Er sah zu den Lichtern der Stadt hinüber und bemerkte das
leben, dass sich dort unten abzeichnete. Dort unten waren
Menschen, die feierten, trauerten oder einfach nur nichts
taten. Sie alle waren da und wussten doch nichts voneinander.

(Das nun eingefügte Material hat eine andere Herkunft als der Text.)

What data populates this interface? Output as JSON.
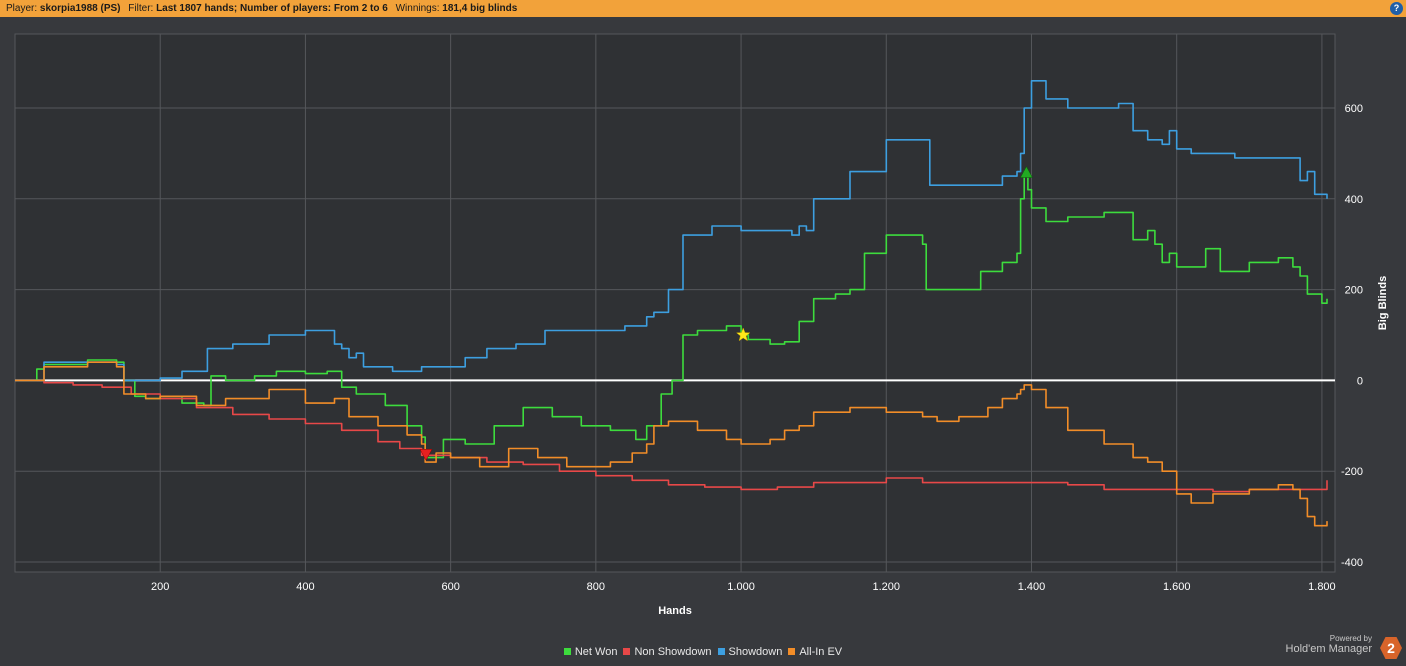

Von hier oben aus schien es dem Jungen fast, als ob es ein
Muster gäbe. Einen großen Zusammenhang, eine Verbindung
zwischen allen diesen Lichtpunkten. Es hätte nur jemand die
Punkte miteinander verbinden müssen und alles das hätte ein
überwältigendes Bild ergeben.
Aber wo war er in diesem Bild? Kein Lichtpunkt signalisierte,
dass er hier war. Würde jemand von einem anderen Haus aus auf
die Lichter schauen, würde man ihn nicht entdecken. Es war so,
als ob er gar nicht da war. Er war der unbemerkte Betrachter
der Lichter. Er konnte sie sehen und ihre Schönheit bewundern,
jedoch nie eines von ihnen sein.
In gewisser Weise glich er den Bäumen im Park. Sie sahen
tagtäglich die Menschen. Sie sahen sie, wenn sie frierend
durch die Straßen eilten oder sich an einem warmen Sommertag
ausgelassen im Teich tummelten. Und obwohl sie da waren, für
jedermann sichtbar, so blieben sie nachts doch verborgen im
dunkel der Nacht.
Während der Junge sich all diesen Gedanken hingab, regelrecht
in sie versank, rollten tränen über seine Wangen. Im Grunde
seines Herzens wusste er, dass er niemanden hatte. Niemand war
da, wenn er Hilfe braucht. Niemand baute ihn auf, wenn er
unsicher war oder tröstete ihn. So viele Menschen, die er
kannte, so viele die Tag ein Tag aus um ihn herum waren. Und
doch war er allein.
Er spürte es tagtäglich. Er spürte es, wenn er in die Schule
ging oder beim Abendessen mit seinen Eltern. Es war immer um
ihn herum. Meistens bemerkte er es nicht, denn er war zu
abgelenkt um fühlen zu können, dass es da war. Aber bei
Gelegenheiten wie dieser, merkte er es. Es war fast
überwältigend.
Heute jedoch war noch etwas anderes dabei. Eine Hoffnung. Eine
Hoffnung wie er sie schon viel zu lange nicht mehr gespürt
hatte. Ihm war bewusst, dass die Einsamkeit die er fühlte
nicht ewig andauern würde. Sie würde verfliegen, so wie alles
irgendwann vorbei geht. So wie die Bäume irgendwann ihr Laub
abwerfen, so würde er auch dies abwerfen. Er würde glücklich
sein und vergessen was war. Einem Engel gleich, der unter den
Mensch lebt, aber nie einer der ihren ist. Ein Engel, der
genug Liebe in sich trägt um die ganze Welt zu retten aber
selber ungeliebt bleibt. Ein Engel, der seine Flügel
wiederbekommt und höher und höher aufsteigt. Hin zum Licht, wo
nur Liebe und Ewigkeit ist. Wo er endlich den Frieden hat, der
ihm so lange fehlte.
Der Junge fühlte sich wie dieser Engel, der seine Flügel
ausbreitet um sich in die Lüfte zu erheben. Erleichtert und
aufgeregt zugleich. Er konnte spüren wie er fliegt, wie die
Luft um seine schwingen gleitet, immer weiter dem Licht
entgegen strebend.
Er sah die letzten Strahlen der untergegangen Sonne, die einen
kleinen Punkt am Horizont in ein tiefes Rot tauchten. Und
während er sein Ziel auf sich zukommen sah, schien es als
würden die Bäume ihr Laub verlieren als Zeichen, dass sie ihn
sahen und seinen Verlust betrauerten.